Monday, 8 March 2010

HP to develop cloud services platform

Hewlett-Packard has opened a research lab in Singapore where it will work on a software platform for delivering cloud-based computing services to enterprises, the company said Wednesday.

The platform, called Cirious, will provide a way for service providers such as Vodafone and Verizon Business to offer hosted computing services that are secure and scalable enough for large corporate customers.

Cirious will include the ability for customers to move workloads outside their corporate firewalls and into a service provider's data center when the customer needs additional computing capacity.

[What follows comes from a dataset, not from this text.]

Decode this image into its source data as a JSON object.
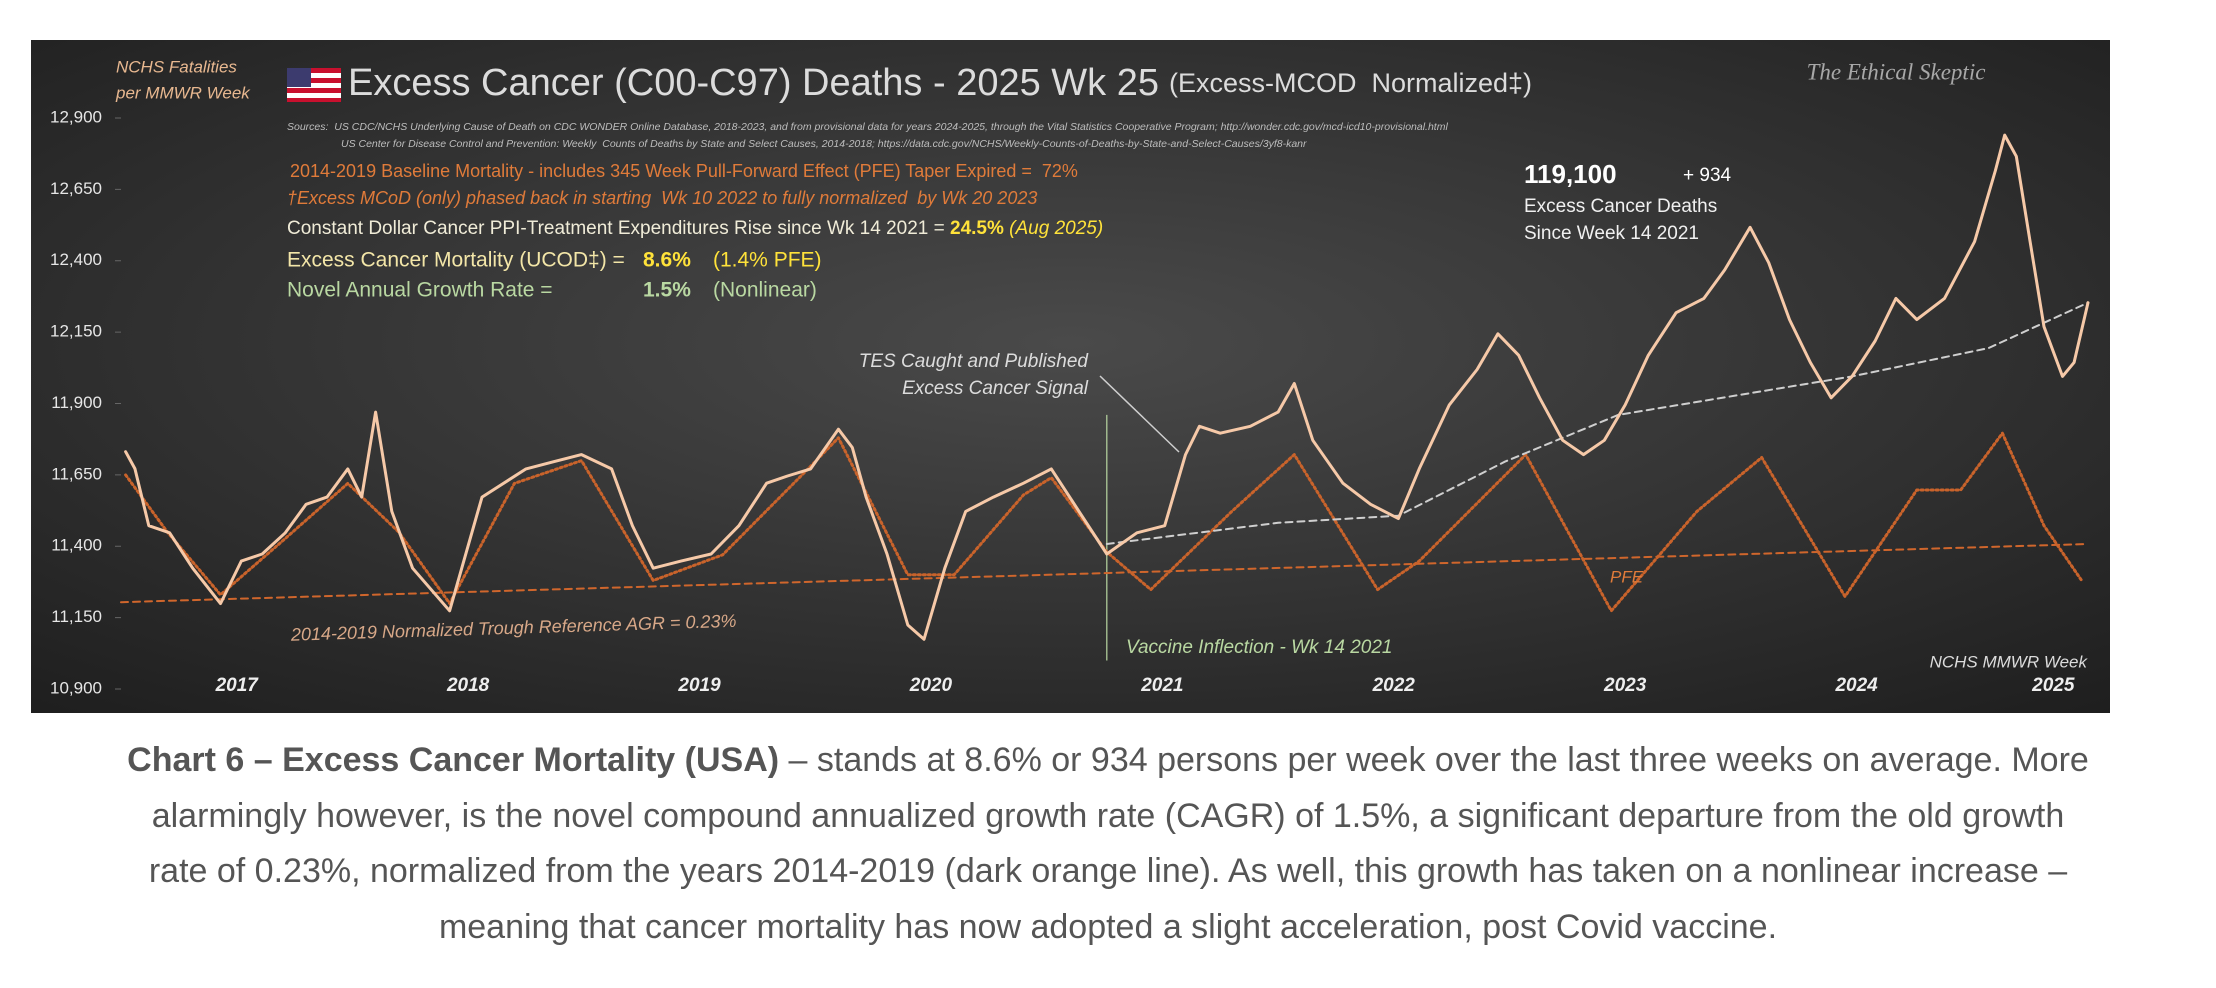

Like other cloud platforms, Cirious will use virtualisation extensively so that applications are untied from physical hardware and can be moved between servers -- and between data centers -- more freely.

Cirious will allow service providers to offer infrastructure services, akin to Amazon.com's EC2, and on-demand applications, like those from Salesforce.com.

Several questions remain, such as when Cirious will be ready for market, and to what extent it will use existing management and virtualisation software from HP and other vendors.

Cirious may compete with products from VMware, which has been pitching its new vSphere software as a way to link public and private data centers, and which says it has already signed up more than 1,000 service providers.

The Xen.org project announced a similar service-provider initiative last August, and HP was listed as one of its supporters.

Cirious will be developed in conjunction with HP's Service Automation and Integration Lab in Palo Alto, Calif., and the Automated Infrastructure Lab in Bristol. Testing will be done via a network of data centers known as Open Cirrus, which was set up last year by HP, Intel and Yahoo to test cloud technologies.